On social networks, Donald Trump barks and American journalists put on their muzzles. This is what two recent scandals in 140 characters that rocked the American press indicate at any rate.
A journalist for Politico, 34-year-old Julia Ioffe is a rising star, loved by television audiences and possessed of a talent for sharp writing that has ensured support and publication by the most prestigious titles. On Wednesday, in reaction to the (later denied) information that Ivanka Trump would occupy the office traditionally reserved for the first lady, Ioffe tweeted: “Either Trump is f–king his daughter or he’s shirking nepotism laws. Which is worse?”
There was a swift outcry, the tweet was deleted and apologies were offered. Pro-Trump trolls, supposedly so adept at handling the “politically incorrect,” have called for her head on a plate. Ioffe is actually one of the bête noires of the alt-right, a supremacist group on the fringes of the American right wing that is notable for its significant presence on social media. In April, Ioffe was the target of anti-Semitic threats and insults of a particularly violent nature following her investigation into Melania Trump, which was published in GQ.
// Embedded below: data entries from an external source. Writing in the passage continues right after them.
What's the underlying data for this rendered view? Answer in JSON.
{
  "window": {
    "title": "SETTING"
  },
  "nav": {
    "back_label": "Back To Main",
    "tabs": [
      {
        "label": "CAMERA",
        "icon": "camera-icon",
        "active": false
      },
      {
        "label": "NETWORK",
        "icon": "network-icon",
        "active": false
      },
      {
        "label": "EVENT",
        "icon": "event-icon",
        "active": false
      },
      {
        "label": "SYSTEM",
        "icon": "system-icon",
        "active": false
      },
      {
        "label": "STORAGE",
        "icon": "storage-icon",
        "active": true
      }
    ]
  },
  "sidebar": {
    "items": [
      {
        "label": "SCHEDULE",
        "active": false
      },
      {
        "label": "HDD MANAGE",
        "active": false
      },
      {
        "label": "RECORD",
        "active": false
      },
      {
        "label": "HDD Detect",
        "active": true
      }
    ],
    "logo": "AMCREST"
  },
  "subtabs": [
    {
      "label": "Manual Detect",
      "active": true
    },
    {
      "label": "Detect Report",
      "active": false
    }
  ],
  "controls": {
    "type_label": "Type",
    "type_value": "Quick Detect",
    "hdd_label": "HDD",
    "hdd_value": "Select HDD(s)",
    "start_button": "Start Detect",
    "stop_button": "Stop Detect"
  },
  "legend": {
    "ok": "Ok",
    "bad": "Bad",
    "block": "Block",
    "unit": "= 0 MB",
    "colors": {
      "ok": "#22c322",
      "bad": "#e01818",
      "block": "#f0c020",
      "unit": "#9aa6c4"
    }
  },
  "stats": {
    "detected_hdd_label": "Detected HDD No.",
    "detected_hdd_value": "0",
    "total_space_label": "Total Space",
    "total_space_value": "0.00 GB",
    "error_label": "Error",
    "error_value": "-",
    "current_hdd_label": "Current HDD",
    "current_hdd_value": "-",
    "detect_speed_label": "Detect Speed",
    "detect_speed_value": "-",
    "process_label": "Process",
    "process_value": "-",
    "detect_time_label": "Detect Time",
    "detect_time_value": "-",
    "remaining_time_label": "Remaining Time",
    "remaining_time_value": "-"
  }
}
In her defense following the tweet, Ioffe posted the video where Trump explains that he would “date” Ivanka if she weren’t his daughter. The ax fell two hours later, as Ioffe was reviled for her “unacceptable” tweet that “was in violation of standards” on the Politico website, a site that is known for covering everything that happens in Washington. In an internal memo, Politico’s senior management hammered its point home to their reporters, who “represent the publication at all times and on all platforms. Gratuitous opinion has no place, anywhere, at any time. It has absolutely zero value for our readers.” Knowing that Ioffe was leaving to work for the monthly magazine, The Atlantic, her firing seems even more zealous.
A week prior to this, New York Times reporter Liz Spayd wrote a piece about the conservative television channel Fox News. Faced with a reporter exaggerating outrage at the Times reporter’s tweets, Spayd conceded that the aforementioned tweets were “over the line” and should therefore face “some kind of a consequence.” The messages in question, while certainly of a strong political leaning, were not insulting, especially compared to those messages of the president-elect toward what he terms the “morally bankrupt New York Times.”* After the uproar caused by this lack of solidarity, the reporter took back her remarks but called for prudence and objectivity, i.e., the facts, and the facts alone, at this time of “post-truth.” For media specialist Jay Rosen, Spayd’s position is “wrong to the point of retrograde.”
On his part, Trump has increased the number of personal attacks on Twitter (The New York Times required two whole pages with small text to print them all) and has retweeted a 16-year-old attacking a CNN star. This is ironic, as Ioffe has emphasized, “We have a president-elect who popularized ‘saying what everyone else is thinking,’ but I guess my phrasing should’ve been more delicate.” And this Moscow-born Russian specialist added, “In Russia, the Kremlin rarely has to make the call to media organizations. The media bosses anticipate and do the censoring themselves.”
Kellyanne Conway, Trump’s campaign manager, hurried to relay the news of Ioffe’s firing. On Twitter, in the guise of a biography, the woman who will most probably lead the future presidential communications team simply stated: “We won.”
Whether this is a statement of fact or a warning, it doesn’t matter. Faced with a future president who reduces Twitter users to dust, to pretend that this is normal behavior and to double down on politeness, is this not letting our guard down? Trump should be fought with his own weapons.
*Editor’s note: The original quotation, accurately translated, could not be verified.